Bey brings an intriguing perspective to the Council. He doesn’t like politics — the glad handing, back slapping, smiley facing, door knocking and phone bank calling elements of the business. And he sees it starkly as a business, in which a Councilor is a broker, not an expert.
“In government we pay for the product,” he told the group. “Unfortunately we can’t take our money elsewhere if don’t like the product, or get a refund if it’s broken.”
As chair of the Council’s Economic Development Committee, Bey is very concerned with efficiency.
“We’re not generating enough money locally,” he added, “with 53 percent of our funds coming from the state.”
Ward by ward
For Bey, the real politics is getting people together in a comfortable forum with the people from city government who are in charge of providing services for which, Bey feels strongly, many of his constituents have no working knowledge. He has initiated a series of forums, third Wednesdays of each month, in each of the 4th District wards. He can identify with the downtown folks who have felt underrepresented.
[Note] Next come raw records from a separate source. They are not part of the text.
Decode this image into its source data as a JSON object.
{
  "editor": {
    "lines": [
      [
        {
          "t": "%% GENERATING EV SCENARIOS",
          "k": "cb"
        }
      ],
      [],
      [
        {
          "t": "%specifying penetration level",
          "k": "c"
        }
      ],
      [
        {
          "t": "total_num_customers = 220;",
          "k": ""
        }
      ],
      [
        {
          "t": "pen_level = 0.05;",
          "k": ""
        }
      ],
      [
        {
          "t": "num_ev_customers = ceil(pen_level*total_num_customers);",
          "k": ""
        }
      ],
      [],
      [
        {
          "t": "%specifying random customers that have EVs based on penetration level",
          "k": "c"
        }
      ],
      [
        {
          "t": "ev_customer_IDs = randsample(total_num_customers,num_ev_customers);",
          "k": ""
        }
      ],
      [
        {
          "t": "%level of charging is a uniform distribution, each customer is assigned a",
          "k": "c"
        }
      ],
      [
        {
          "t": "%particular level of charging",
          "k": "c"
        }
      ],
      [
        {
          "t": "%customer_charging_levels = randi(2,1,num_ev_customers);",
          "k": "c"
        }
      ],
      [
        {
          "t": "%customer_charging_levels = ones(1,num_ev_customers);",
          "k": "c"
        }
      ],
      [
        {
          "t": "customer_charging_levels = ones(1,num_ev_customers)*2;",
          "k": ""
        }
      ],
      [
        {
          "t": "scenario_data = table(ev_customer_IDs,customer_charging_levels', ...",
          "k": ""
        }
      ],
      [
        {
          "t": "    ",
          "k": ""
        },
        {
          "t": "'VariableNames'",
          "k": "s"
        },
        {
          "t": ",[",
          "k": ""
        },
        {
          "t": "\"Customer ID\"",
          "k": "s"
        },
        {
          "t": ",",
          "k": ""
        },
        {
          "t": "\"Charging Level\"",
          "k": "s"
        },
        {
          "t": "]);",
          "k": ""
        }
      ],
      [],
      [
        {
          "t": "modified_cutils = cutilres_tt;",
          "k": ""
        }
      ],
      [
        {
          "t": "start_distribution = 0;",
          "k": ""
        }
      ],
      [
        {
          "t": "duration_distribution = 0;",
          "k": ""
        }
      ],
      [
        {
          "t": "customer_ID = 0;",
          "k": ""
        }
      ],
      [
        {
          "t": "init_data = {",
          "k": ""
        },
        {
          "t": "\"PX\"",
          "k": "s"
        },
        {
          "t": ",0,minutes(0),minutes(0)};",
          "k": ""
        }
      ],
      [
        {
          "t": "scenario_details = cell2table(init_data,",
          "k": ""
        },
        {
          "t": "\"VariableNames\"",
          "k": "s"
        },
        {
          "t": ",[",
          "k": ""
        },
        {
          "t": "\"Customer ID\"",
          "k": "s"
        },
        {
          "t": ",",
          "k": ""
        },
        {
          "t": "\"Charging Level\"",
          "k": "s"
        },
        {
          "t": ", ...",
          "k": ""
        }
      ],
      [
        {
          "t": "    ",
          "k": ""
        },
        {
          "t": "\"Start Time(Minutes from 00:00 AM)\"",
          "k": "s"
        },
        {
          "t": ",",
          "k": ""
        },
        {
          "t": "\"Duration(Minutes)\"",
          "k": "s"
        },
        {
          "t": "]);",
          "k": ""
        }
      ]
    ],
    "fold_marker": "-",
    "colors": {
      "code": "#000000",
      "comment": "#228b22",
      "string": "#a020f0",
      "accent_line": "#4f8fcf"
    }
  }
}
An author, he is particularly thoughtful on matters of what he calls racial indifferences.
“While America has become systematically integrated years ago,” he writes in The African American Dilemma, “a cultural segregation remains.”
It is a perspective which will enable Bey to actively engage and balance the issues of what has traditionally been accepted as the Council’s Black Southside District, although including Westcott, the University and Outer Comstock as well as downtown.
March Madness menus
“Not getting much business done today,” came a comment at Wild Will’s on Hanover Square the Thursday noon that pitted SU’s national No. 2 basketballers against last year’s NCAA champs Connecticut. The tavern was packed, with vigorous vocal accompaniment to the warps and woofs of the game, probably fostered by the extensive complimentary spread of burgers and hot dogs. Meanwhile viewers were uncharacteristically quiet in the standing room only television lounge of the Syracuse Athletic Club in the downtown YMCA, with an occasional query about the lack of snacks for the Big East Bash. “They want to keep you healthy,” one member finally surmised.